On the Artemis side, a new class ToF_Sensor.h is defined which has two functions: init() to initialize both sensors and change one of its I2C address; measure_dist to conduct distance measurement and store results to a EString: tx_estring_value2. The main body of this class is basically copy of Task 3 codes.

Similar to lab 2, a new command case tof_data is created to call the function sensors.measure_dist() to conduct the distance measurement, send the string sensors.tx_estring_value2 storing measurement to computer side, and print out the measurement on the Serial Monitor.

On the computer side, a callback function is defined to receive the string containing time-stamped readings from both sensors.

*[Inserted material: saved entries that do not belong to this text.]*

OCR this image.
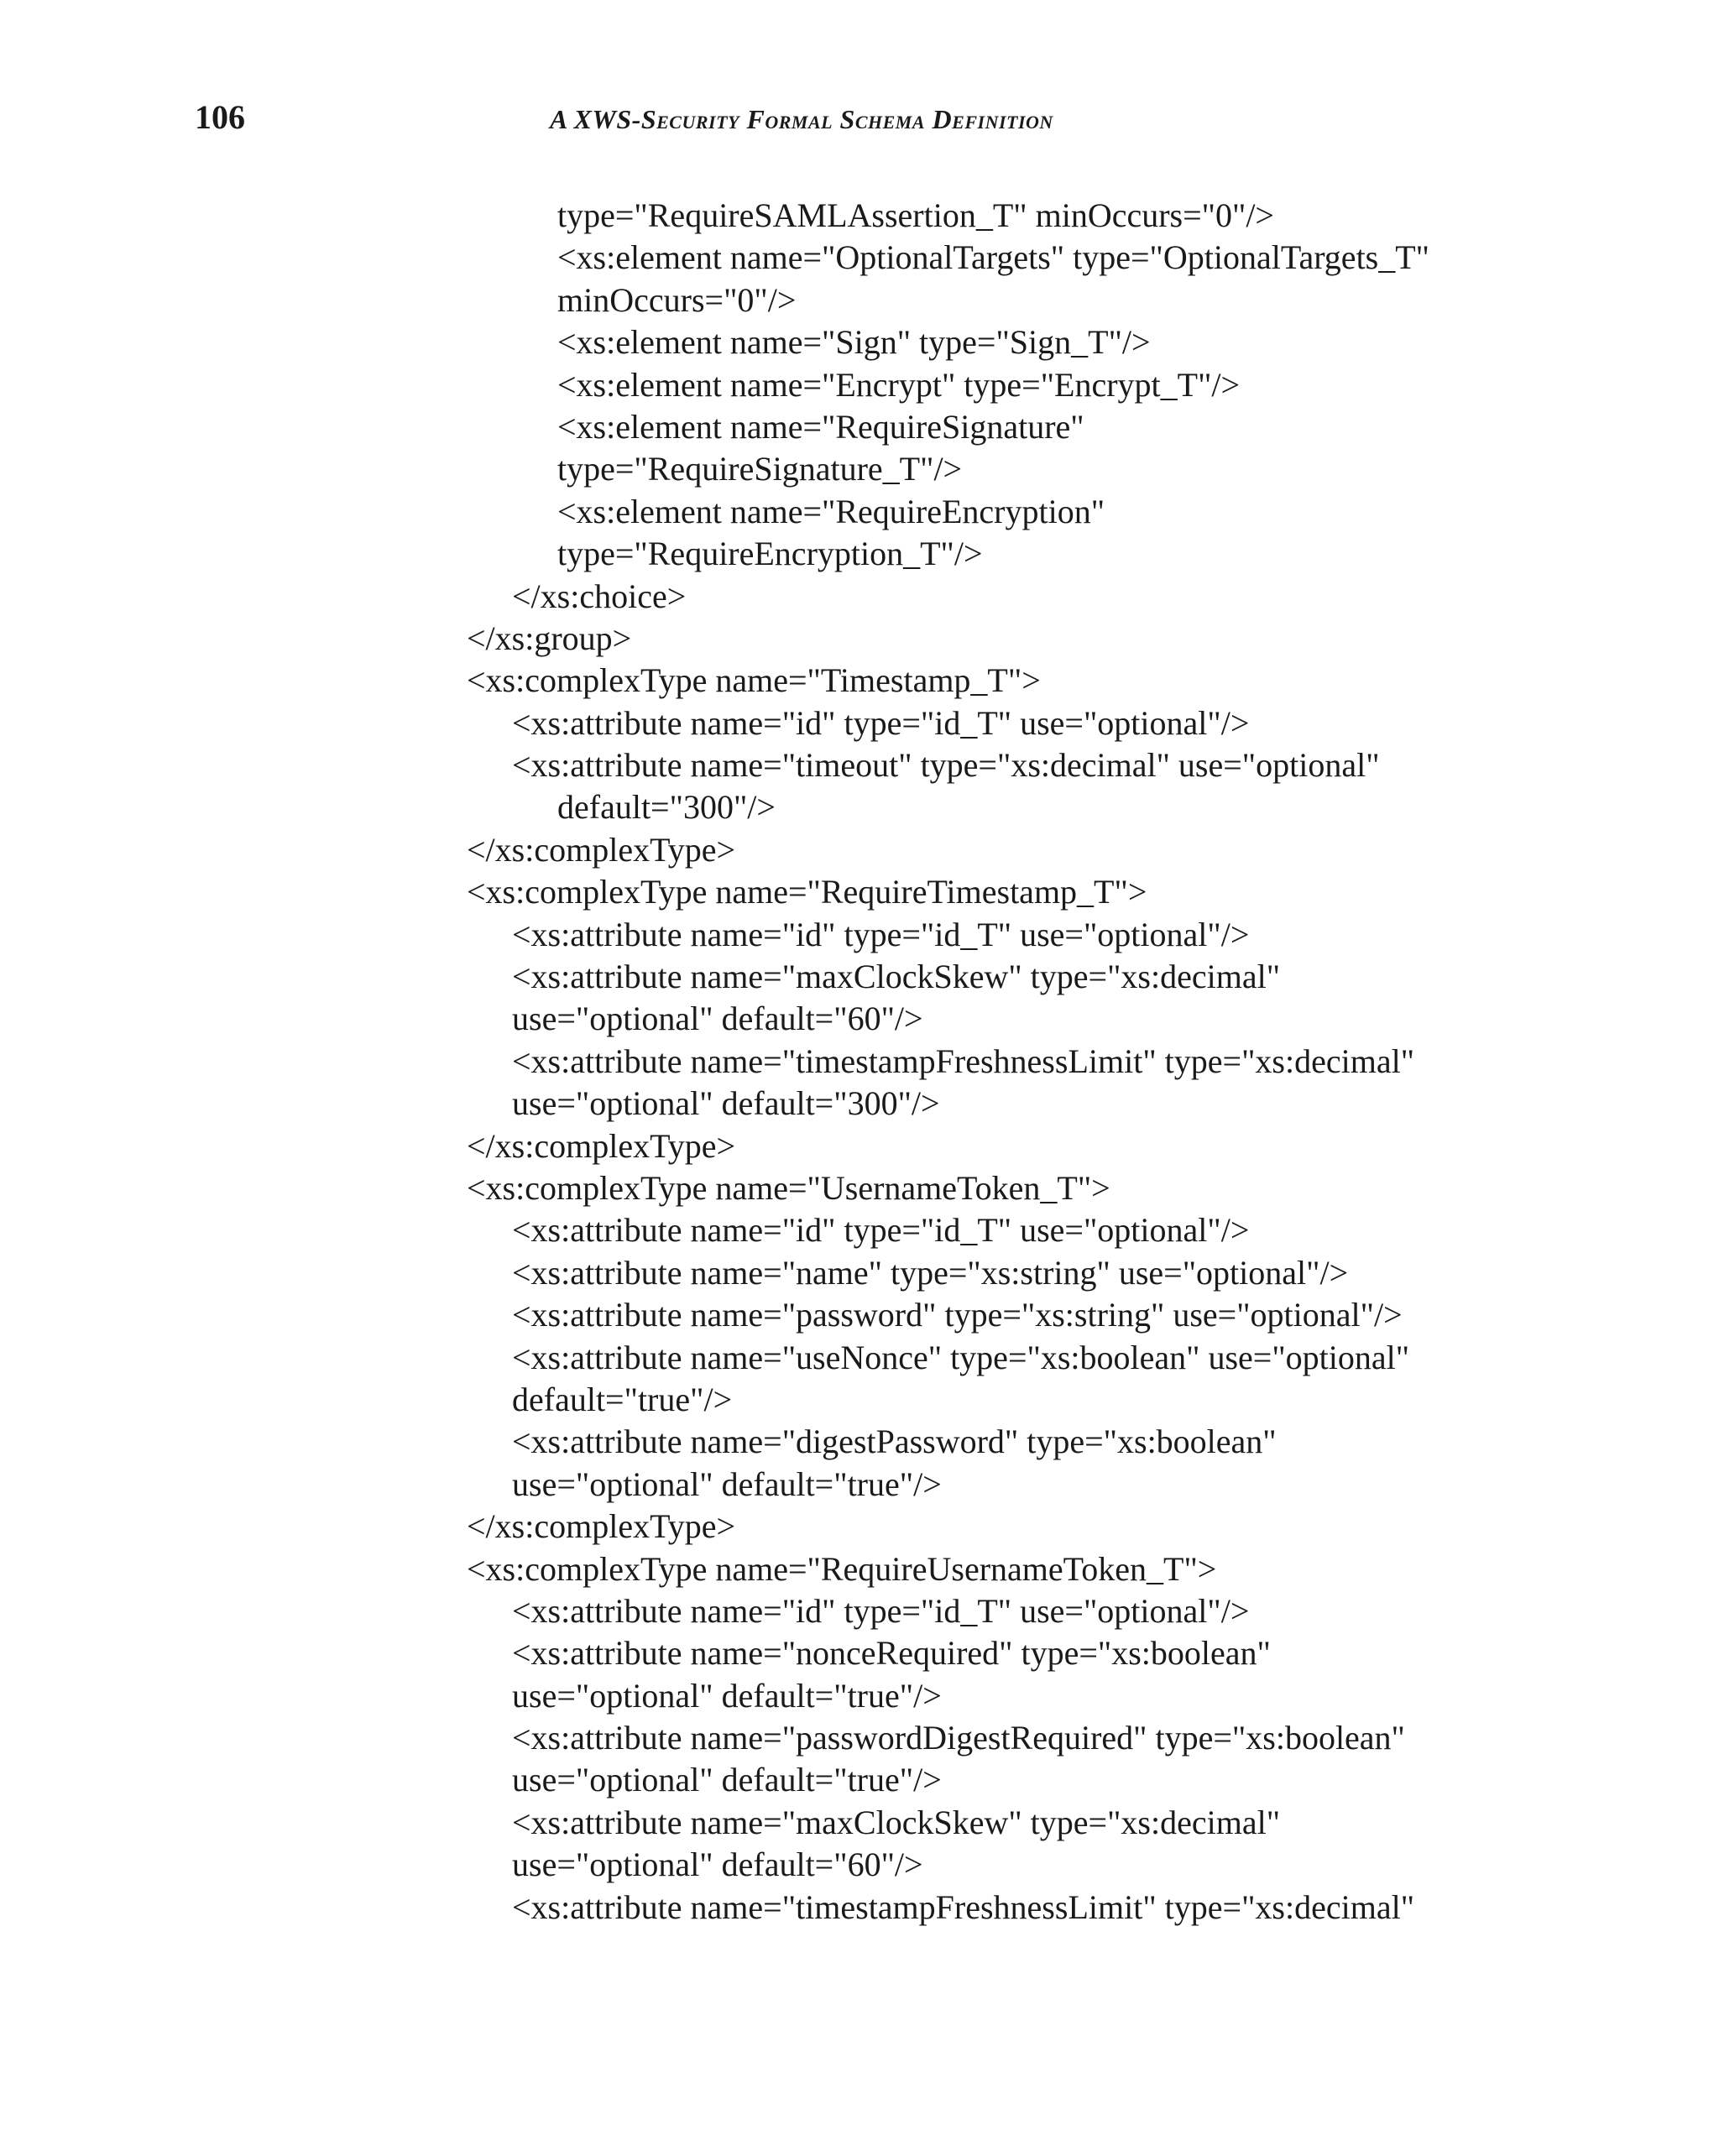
106	A XWS-Security Formal Schema Definition
type="RequireSAMLAssertion_T" minOccurs="0"/>
<xs:element name="OptionalTargets" type="OptionalTargets_T"
minOccurs="0"/>
<xs:element name="Sign" type="Sign_T"/>
<xs:element name="Encrypt" type="Encrypt_T"/>
<xs:element name="RequireSignature"
type="RequireSignature_T"/>
<xs:element name="RequireEncryption"
type="RequireEncryption_T"/>
</xs:choice>
</xs:group>
<xs:complexType name="Timestamp_T">
<xs:attribute name="id" type="id_T" use="optional"/>
<xs:attribute name="timeout" type="xs:decimal" use="optional"
default="300"/>
</xs:complexType>
<xs:complexType name="RequireTimestamp_T">
<xs:attribute name="id" type="id_T" use="optional"/>
<xs:attribute name="maxClockSkew" type="xs:decimal"
use="optional" default="60"/>
<xs:attribute name="timestampFreshnessLimit" type="xs:decimal"
use="optional" default="300"/>
</xs:complexType>
<xs:complexType name="UsernameToken_T">
<xs:attribute name="id" type="id_T" use="optional"/>
<xs:attribute name="name" type="xs:string" use="optional"/>
<xs:attribute name="password" type="xs:string" use="optional"/>
<xs:attribute name="useNonce" type="xs:boolean" use="optional"
default="true"/>
<xs:attribute name="digestPassword" type="xs:boolean"
use="optional" default="true"/>
</xs:complexType>
<xs:complexType name="RequireUsernameToken_T">
<xs:attribute name="id" type="id_T" use="optional"/>
<xs:attribute name="nonceRequired" type="xs:boolean"
use="optional" default="true"/>
<xs:attribute name="passwordDigestRequired" type="xs:boolean"
use="optional" default="true"/>
<xs:attribute name="maxClockSkew" type="xs:decimal"
use="optional" default="60"/>
<xs:attribute name="timestampFreshnessLimit" type="xs:decimal"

In order to print the time v.s. distance graph, the timestamp, sensor1 reading and sensor2 reading need to be extracted from the ToF_data string respectively. A function is defined loop for 10 seconds and extract time, measured distance from first and second sensors to store them to three lists.

Eventually, according to the data from three lists, the time v.s. distance plot can be sketched as below.

Additional Tasks

- Infrared transmission based sensor

Distance sensors such as IR distance sensors and ToF sensors are infrared transmission based sensors.

Generally, an IR sensor includes a infrared LED to emit beam to the environment, the distance measurement is then based on receiving reflected beam from obstacles to compute the distance. Despite its attractive price and relatively good performance, it is difficult to use an IR sensor to measure a long distance, since the longer the distance, the smaller the angle and hence more difficult to detect the angle and compute distance. It is also sensitive to surface colors, textures and ambient light condition.

ToF sensor emits a PWM (pulse width modulated) signal to the environment and records the time until the reflecting signal is received, hence to calculate the distance. Since its using wave as media, the speed is close to light speed and it is almost insensitive to surface colors, textures or ambient light.